Investigadores usam IA para identificar autores de arte rupestre ancestral

Investigadores da Universidade Griffith desenvolveram um sistema de arqueologia digital para estudar quem criou uma das formas mais antigas de arte rupestre: as chamadas “flutuações digitais”.

Redação

Investigadores da Universidade Griffith, na Austrália, desenvolveram um sistema de arqueologia digital para estudar quem criou uma das formas mais antigas de arte rupestre: as chamadas “flutuações digitais”.

As flutuações digitais são marcas feitas com os dedos numa película mineral macia conhecida como moonmilk, encontrada em paredes de cavernas.
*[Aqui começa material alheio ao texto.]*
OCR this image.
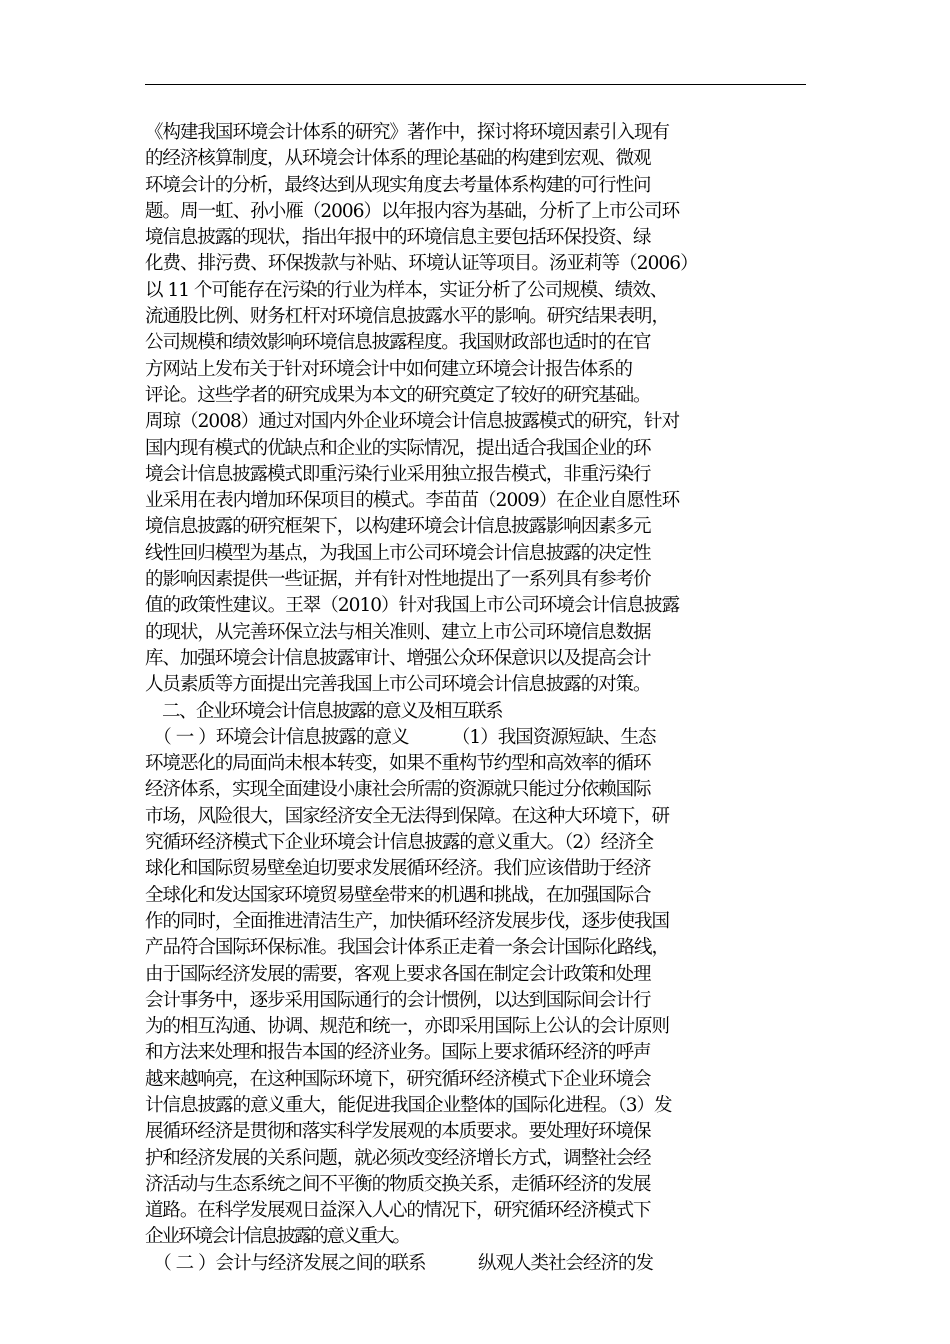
《构建我国环境会计体系的研究》著作中，探讨将环境因素引入现有
的经济核算制度，从环境会计体系的理论基础的构建到宏观、微观
环境会计的分析，最终达到从现实角度去考量体系构建的可行性问
题。周一虹、孙小雁（2006）以年报内容为基础，分析了上市公司环
境信息披露的现状，指出年报中的环境信息主要包括环保投资、绿
化费、排污费、环保拨款与补贴、环境认证等项目。汤亚莉等（2006）
以 11 个可能存在污染的行业为样本，实证分析了公司规模、绩效、
流通股比例、财务杠杆对环境信息披露水平的影响。研究结果表明，
公司规模和绩效影响环境信息披露程度。我国财政部也适时的在官
方网站上发布关于针对环境会计中如何建立环境会计报告体系的
评论。这些学者的研究成果为本文的研究奠定了较好的研究基础。
周琼（2008）通过对国内外企业环境会计信息披露模式的研究，针对
国内现有模式的优缺点和企业的实际情况，提出适合我国企业的环
境会计信息披露模式即重污染行业采用独立报告模式，非重污染行
业采用在表内增加环保项目的模式。李苗苗（2009）在企业自愿性环
境信息披露的研究框架下，以构建环境会计信息披露影响因素多元
线性回归模型为基点，为我国上市公司环境会计信息披露的决定性
的影响因素提供一些证据，并有针对性地提出了一系列具有参考价
值的政策性建议。王翠（2010）针对我国上市公司环境会计信息披露
的现状，从完善环保立法与相关准则、建立上市公司环境信息数据
库、加强环境会计信息披露审计、增强公众环保意识以及提高会计
人员素质等方面提出完善我国上市公司环境会计信息披露的对策。
　二、企业环境会计信息披露的意义及相互联系
　（ 一 ）环境会计信息披露的意义　　　（1）我国资源短缺、生态
环境恶化的局面尚未根本转变，如果不重构节约型和高效率的循环
经济体系，实现全面建设小康社会所需的资源就只能过分依赖国际
市场，风险很大，国家经济安全无法得到保障。在这种大环境下，研
究循环经济模式下企业环境会计信息披露的意义重大。（2）经济全
球化和国际贸易壁垒迫切要求发展循环经济。我们应该借助于经济
全球化和发达国家环境贸易壁垒带来的机遇和挑战，在加强国际合
作的同时，全面推进清洁生产，加快循环经济发展步伐，逐步使我国
产品符合国际环保标准。我国会计体系正走着一条会计国际化路线，
由于国际经济发展的需要，客观上要求各国在制定会计政策和处理
会计事务中，逐步采用国际通行的会计惯例，以达到国际间会计行
为的相互沟通、协调、规范和统一，亦即采用国际上公认的会计原则
和方法来处理和报告本国的经济业务。国际上要求循环经济的呼声
越来越响亮，在这种国际环境下，研究循环经济模式下企业环境会
计信息披露的意义重大，能促进我国企业整体的国际化进程。（3）发
展循环经济是贯彻和落实科学发展观的本质要求。要处理好环境保
护和经济发展的关系问题，就必须改变经济增长方式，调整社会经
济活动与生态系统之间不平衡的物质交换关系，走循环经济的发展
道路。在科学发展观日益深入人心的情况下，研究循环经济模式下
企业环境会计信息披露的意义重大。
　（ 二 ）会计与经济发展之间的联系　　　纵观人类社会经济的发
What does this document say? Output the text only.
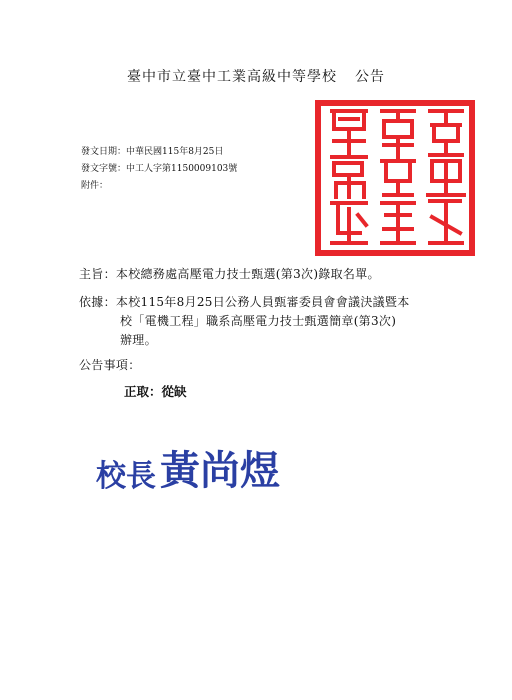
臺中市立臺中工業高級中等學校 公告
發文日期：中華民國115年8月25日
發文字號：中工人字第1150009103號
附件：
臺中市立臺中工業高級中等學校
主旨：本校總務處高壓電力技士甄選(第3次)錄取名單。
依據：本校115年8月25日公務人員甄審委員會會議決議暨本
校「電機工程」職系高壓電力技士甄選簡章(第3次)
辦理。
公告事項：
正取：從缺
校長 黃尚煜
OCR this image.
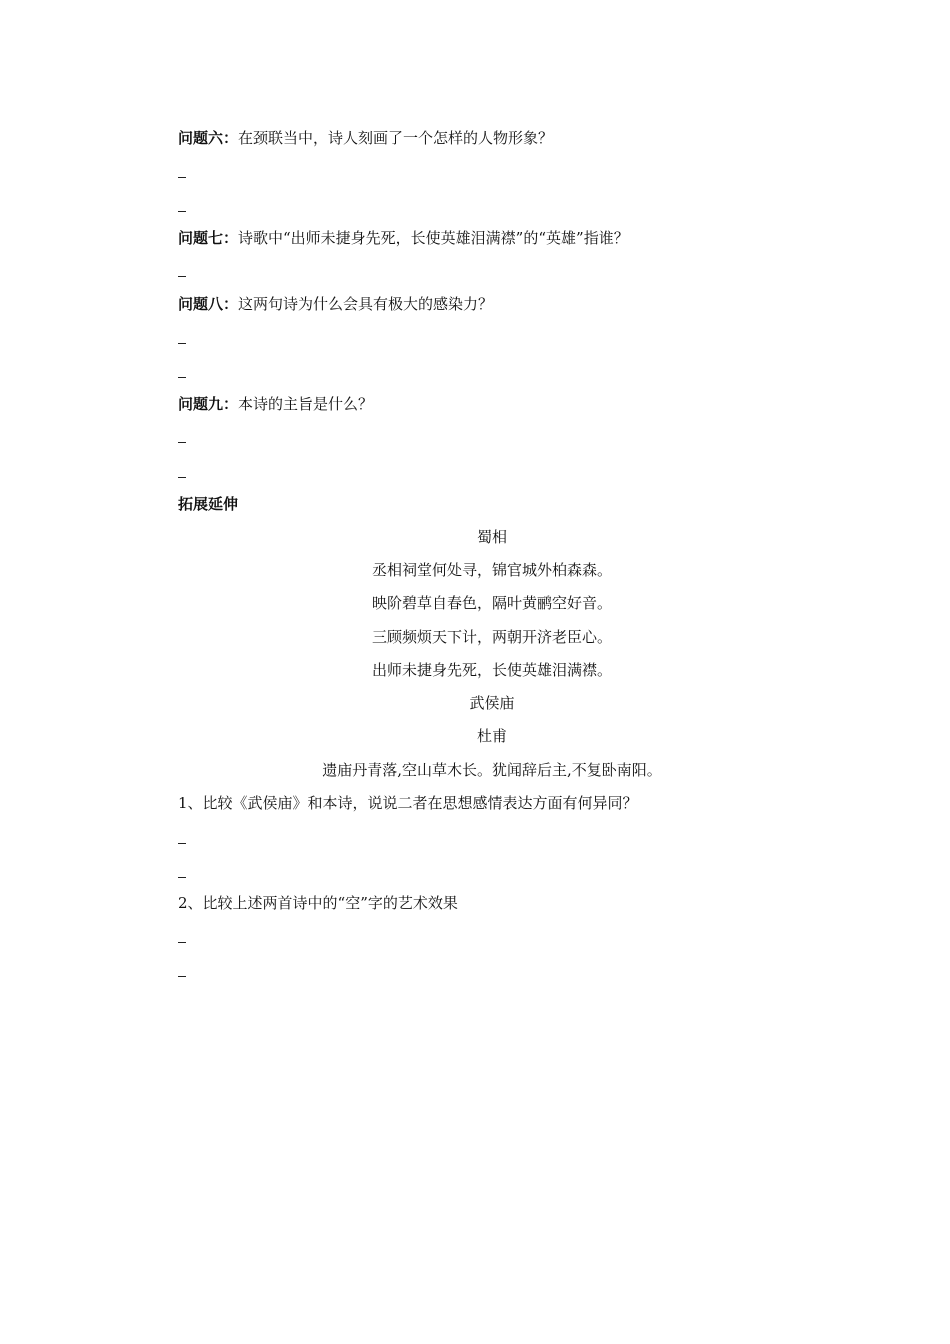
问题六：在颈联当中，诗人刻画了一个怎样的人物形象？
问题七：诗歌中“出师未捷身先死，长使英雄泪满襟”的“英雄”指谁？
问题八：这两句诗为什么会具有极大的感染力？
问题九：本诗的主旨是什么？
拓展延伸
蜀相
丞相祠堂何处寻，锦官城外柏森森。
映阶碧草自春色，隔叶黄鹂空好音。
三顾频烦天下计，两朝开济老臣心。
出师未捷身先死，长使英雄泪满襟。
武侯庙
杜甫
遗庙丹青落,空山草木长。犹闻辞后主,不复卧南阳。
1、比较《武侯庙》和本诗，说说二者在思想感情表达方面有何异同？
2、比较上述两首诗中的“空”字的艺术效果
Este tipo de arte ancestral, presente em cavernas escuras por toda a Europa e Austrália, remonta a cerca de 300 mil anos — os exemplos mais antigos, em França, são atribuídos a Neandertais.

Combinando experiências físicas e realidade virtual, a equipa de investigação procurou perceber se os métodos de reconhecimento de imagem podem aprender, a partir de marcas feitas por humanos modernos, a identificar o sexo da pessoa que criou os desenhos.

A arqueóloga digital Andrea Jalandoni, do Centro de Investigação Social e Cultural da Universidade Griffith e líder do estudo, sublinha que uma das questões centrais é saber quem fez estas marcas: “Saber se foram feitas por homens ou mulheres pode ter implicações reais, inclusive na forma como se define o acesso cultural a determinados sítios arqueológicos.”

Até agora, as tentativas de identificar os autores baseavam-se sobretudo na medição de dedos ou mãos — métodos que se revelaram pouco fiáveis, devido à variabilidade de pressão, superfícies irregulares, distorções provocadas por pigmentos, e sobreposição de medidas entre sexos.

“O nosso objetivo foi evitar essas suposições e recorrer à arqueologia digital como abordagem alternativa”, explica Jalandoni.

Para isso, foram realizados dois ensaios controlados com 96 adultos, cada um produzindo nove flutuações digitais em dois contextos: primeiro num substituto de moonmilk desenvolvido para simular o toque e aspeto das superfícies originais; depois, em realidade virtual, com recurso ao headset Meta Quest 3.

As imagens resultantes foram recolhidas, organizadas e utilizadas para treinar dois modelos comuns de reconhecimento de imagem. O desempenho dos modelos foi avaliado com métricas padrão e atenção especial a sinais de overfitting — quando o modelo memoriza os dados em vez de aprender padrões generalizáveis.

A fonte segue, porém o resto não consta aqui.